O que o brasileiro pensa?
12 de maio de 2020, 10h22

“O Brasil saiu do Mapa da Fome em 2014. Agora, está caminhando a passos largos para voltar”, diz economista da ONU

Para Daniel Balaban, do Programa Mundial de Alimentos da ONU, o cenário no Brasil é crítico por não haver "unicidade, um comando que lidere o Brasil como um todo para sair desta pandemia"

(Foto: Arquivo/Agência Brasil )

O economista Daniel Balaban, chefe do escritório brasileiro do Programa Mundial de Alimentos (WFP, na sigla em inglês), a maior agência humanitária da Organização das Nações Unidas, afirmou que o Brasil está no caminho para voltar ao Mapa da Fome.

“O Brasil saiu do Mapa da Fome em 2014. Agora, está caminhando a passos largos para voltar.

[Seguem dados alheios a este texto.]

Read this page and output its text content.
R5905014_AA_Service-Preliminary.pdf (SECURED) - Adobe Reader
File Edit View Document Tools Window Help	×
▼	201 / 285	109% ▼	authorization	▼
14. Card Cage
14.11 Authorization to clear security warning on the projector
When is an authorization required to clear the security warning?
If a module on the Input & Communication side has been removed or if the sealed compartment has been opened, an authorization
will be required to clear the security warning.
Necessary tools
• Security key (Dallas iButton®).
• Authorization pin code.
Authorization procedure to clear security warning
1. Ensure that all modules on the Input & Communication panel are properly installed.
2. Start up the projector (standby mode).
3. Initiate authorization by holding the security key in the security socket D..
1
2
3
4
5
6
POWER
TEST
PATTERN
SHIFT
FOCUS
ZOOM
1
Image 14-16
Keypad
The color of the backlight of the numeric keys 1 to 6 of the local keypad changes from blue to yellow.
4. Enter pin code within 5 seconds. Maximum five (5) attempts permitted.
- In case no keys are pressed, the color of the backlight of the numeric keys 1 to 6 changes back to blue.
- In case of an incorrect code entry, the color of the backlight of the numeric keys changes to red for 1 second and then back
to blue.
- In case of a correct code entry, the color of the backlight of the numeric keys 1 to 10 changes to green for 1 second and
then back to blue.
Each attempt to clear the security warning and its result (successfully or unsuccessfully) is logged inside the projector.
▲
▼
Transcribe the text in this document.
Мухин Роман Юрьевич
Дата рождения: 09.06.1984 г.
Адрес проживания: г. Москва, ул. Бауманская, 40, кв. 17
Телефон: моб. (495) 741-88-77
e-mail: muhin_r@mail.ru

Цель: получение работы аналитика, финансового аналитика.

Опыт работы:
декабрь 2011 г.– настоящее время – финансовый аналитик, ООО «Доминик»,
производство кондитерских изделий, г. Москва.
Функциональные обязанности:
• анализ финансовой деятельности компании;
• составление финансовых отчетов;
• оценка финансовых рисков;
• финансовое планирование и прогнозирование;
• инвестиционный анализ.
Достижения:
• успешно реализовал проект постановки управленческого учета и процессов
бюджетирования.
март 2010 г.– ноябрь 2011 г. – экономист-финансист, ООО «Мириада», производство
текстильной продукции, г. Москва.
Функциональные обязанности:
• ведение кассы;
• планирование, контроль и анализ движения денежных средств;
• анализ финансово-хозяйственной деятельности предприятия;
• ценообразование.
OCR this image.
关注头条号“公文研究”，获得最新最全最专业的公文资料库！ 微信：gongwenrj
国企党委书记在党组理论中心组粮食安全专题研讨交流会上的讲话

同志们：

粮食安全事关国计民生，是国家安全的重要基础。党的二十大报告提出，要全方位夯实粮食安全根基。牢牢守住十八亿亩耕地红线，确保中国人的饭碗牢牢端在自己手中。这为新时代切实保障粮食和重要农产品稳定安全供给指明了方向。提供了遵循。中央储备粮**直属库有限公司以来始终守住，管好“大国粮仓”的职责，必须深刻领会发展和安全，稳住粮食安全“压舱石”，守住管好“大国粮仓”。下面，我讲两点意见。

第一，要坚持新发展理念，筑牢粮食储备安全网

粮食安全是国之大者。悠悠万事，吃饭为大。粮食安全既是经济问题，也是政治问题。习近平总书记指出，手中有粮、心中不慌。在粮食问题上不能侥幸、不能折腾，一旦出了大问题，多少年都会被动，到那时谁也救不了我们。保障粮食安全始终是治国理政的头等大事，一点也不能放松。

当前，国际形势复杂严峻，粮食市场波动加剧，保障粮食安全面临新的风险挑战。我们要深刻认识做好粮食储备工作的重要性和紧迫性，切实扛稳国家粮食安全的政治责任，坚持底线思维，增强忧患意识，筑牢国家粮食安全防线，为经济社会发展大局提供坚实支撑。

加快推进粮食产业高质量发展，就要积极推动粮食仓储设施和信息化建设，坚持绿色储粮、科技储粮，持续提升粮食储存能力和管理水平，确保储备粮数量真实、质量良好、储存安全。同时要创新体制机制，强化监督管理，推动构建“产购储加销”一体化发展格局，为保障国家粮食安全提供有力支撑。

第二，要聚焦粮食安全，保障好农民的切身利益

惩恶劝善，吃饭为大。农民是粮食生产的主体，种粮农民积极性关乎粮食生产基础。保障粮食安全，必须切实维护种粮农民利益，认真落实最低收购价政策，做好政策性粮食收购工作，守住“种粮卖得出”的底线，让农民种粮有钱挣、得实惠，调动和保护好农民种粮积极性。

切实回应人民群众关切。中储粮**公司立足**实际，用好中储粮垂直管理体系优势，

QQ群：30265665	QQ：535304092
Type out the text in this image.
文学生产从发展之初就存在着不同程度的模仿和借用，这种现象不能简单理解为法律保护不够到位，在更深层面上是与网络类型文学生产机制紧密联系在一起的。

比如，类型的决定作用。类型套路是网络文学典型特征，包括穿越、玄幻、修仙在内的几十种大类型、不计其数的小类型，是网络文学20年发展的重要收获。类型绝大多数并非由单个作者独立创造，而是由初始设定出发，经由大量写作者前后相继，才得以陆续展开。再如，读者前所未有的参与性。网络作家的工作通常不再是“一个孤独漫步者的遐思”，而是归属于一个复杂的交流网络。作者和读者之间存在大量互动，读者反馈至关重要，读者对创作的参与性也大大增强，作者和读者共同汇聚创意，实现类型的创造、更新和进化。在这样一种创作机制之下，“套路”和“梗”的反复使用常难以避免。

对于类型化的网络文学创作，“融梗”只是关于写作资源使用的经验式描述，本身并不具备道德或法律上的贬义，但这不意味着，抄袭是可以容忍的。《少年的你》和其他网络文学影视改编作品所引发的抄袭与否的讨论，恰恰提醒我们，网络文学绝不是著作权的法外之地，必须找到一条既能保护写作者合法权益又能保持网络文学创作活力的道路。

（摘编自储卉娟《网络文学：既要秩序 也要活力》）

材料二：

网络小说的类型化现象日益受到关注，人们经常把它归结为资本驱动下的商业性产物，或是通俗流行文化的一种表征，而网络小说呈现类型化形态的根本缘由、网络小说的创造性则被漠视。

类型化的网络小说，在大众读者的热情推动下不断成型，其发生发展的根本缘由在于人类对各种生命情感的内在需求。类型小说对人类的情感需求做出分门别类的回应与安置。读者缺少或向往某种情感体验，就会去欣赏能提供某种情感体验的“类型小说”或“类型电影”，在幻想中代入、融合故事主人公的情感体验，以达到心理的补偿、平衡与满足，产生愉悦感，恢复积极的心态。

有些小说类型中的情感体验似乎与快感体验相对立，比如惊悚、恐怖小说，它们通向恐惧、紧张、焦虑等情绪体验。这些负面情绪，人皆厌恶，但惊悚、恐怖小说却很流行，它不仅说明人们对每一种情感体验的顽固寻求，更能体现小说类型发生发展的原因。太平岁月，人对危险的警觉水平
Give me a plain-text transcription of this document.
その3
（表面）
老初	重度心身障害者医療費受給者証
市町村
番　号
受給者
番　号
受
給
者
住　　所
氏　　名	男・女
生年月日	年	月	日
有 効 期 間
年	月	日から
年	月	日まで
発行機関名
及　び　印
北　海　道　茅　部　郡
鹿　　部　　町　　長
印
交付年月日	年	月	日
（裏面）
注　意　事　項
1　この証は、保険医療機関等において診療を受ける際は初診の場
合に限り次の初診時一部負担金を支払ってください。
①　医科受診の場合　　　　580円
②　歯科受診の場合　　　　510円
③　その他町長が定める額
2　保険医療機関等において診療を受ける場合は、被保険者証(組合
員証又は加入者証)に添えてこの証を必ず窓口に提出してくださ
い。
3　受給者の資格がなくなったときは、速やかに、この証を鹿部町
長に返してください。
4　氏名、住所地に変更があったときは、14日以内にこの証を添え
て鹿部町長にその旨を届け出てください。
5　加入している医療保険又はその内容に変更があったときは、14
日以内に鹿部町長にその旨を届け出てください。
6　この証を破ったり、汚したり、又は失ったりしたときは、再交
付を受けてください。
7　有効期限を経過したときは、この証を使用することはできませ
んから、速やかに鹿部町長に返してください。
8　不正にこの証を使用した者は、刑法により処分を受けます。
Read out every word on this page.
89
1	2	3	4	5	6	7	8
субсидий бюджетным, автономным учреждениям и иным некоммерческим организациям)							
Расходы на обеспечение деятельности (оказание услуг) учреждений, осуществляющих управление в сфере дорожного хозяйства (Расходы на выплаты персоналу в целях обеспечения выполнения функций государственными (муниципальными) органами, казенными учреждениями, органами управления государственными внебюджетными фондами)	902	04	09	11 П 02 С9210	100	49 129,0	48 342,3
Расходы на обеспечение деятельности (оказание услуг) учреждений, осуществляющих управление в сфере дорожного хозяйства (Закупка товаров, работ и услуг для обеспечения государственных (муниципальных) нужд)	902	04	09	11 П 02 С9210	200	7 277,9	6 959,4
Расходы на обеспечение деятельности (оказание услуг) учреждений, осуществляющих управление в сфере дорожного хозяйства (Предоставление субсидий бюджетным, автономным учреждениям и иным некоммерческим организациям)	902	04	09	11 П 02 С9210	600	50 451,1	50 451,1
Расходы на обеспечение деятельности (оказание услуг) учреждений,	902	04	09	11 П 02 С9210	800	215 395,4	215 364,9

Isso talvez aconteça nos próximos anos por conta dos efeitos econômicos e da aceleração da pandemia”, afirmou Balaban em entrevista a Paulo Beraldo na edição desta terça-feira (12) do jornal O Estado de S.Paulo.

O cenário é compartilhado pelo próprio Jair Bolsonaro, que busca, no entanto, terceirizar a culpa. “Estamos voltando a ser o país da fome. Tem que tratar a questão do vírus juntamente com a questão do desemprego”, repetiu Bolsonaro em conversa com apoiadores na manhã desta terça na porta do Palácio da Alvorada.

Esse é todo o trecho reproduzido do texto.